Uma base para a integração
Se a Austrália quer avançar no combate à violência contra as mulheres, é crucial que se tenha uma liderança nacional com influência sobre todos os diferentes governos dos estados e territórios do país. No entanto, diz Blay, hoje “a diferença de pensamento e respostas ao problema, mesmo entre Melbourne e Sydney, é enorme”. Com um conjunto acordado de procedimentos de intervenção, que está agora em vigor, os governos central, estaduais e territoriais podem, juntos, financiar um esforço mais unificado com maior potencial de sucesso.
Outro resultado significativo das oficinas é o início de um debate mais profundo e produtivo sobre prevenção e os homens. Segundo Blay, “o processo deixou claro que há muito trabalho a fazer para assegurar respostas consistentes, que sejam éticas e seguras, e não apenas baseadas em intervenções legais”.
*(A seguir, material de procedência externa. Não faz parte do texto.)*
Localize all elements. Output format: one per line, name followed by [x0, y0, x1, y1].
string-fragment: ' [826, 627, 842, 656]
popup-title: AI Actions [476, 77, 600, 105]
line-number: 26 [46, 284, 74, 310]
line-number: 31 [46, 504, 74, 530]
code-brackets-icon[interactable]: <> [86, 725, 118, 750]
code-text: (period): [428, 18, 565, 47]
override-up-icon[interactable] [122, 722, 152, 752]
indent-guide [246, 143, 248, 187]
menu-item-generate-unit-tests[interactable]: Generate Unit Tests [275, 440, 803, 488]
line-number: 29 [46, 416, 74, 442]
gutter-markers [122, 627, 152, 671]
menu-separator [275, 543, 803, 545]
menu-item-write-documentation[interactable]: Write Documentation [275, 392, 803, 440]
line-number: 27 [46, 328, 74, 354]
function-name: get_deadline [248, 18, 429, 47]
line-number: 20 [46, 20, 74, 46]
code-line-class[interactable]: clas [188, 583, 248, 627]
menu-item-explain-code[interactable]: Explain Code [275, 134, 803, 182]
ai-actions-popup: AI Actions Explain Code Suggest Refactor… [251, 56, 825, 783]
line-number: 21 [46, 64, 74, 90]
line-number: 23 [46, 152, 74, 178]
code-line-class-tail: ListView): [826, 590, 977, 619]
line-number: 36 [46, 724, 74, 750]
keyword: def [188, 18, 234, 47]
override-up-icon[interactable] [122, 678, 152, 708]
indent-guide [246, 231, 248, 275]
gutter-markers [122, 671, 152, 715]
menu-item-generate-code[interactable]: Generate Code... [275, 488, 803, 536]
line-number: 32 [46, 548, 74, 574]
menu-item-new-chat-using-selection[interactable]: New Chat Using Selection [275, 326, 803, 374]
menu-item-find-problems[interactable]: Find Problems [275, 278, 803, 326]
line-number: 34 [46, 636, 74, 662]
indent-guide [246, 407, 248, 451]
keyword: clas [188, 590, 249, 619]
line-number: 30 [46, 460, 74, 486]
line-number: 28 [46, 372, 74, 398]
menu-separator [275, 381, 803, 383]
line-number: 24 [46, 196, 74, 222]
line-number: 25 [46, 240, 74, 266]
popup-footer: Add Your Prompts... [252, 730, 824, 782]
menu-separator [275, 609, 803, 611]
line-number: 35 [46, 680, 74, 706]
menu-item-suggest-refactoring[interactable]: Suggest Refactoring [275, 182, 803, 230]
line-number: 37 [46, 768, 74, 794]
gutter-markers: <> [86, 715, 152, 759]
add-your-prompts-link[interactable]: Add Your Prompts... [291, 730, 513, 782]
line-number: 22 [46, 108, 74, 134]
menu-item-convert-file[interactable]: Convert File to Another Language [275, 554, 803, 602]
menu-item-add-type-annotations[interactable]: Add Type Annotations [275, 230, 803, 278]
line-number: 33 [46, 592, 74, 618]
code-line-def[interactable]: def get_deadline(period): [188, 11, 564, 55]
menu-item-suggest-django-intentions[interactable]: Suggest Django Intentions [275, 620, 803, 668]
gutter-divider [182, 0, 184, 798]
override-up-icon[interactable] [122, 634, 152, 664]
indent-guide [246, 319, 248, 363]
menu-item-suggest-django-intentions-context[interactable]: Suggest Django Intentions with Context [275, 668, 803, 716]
O trabalho de consulta revelou também que os procedimentos de intervenção precisam de mais pesquisas para direcionar e estruturar o trabalho. Na verdade, enquanto o processo se desenvolvia, o governo da comunidade já estava criando um novo centro de pesquisa dedicado a explorar estratégias eficazes de intervenção junto a perpetradores.
Neste meio tempo, o governo pediu a Reos Partners que fizesse uma segunda consulta nacional sobre o próximo passo lógico do trabalho: indicadores de performance para os novos procedimentos. Estamos entusiasmados em fazer parte dos esforços revolucionários da Austrália e também em aplicar o que aprendemos aqui sobre o enfrentamento deste arraigado problema global a um novo projeto sobre a violência de gênero na África do Sul - e além.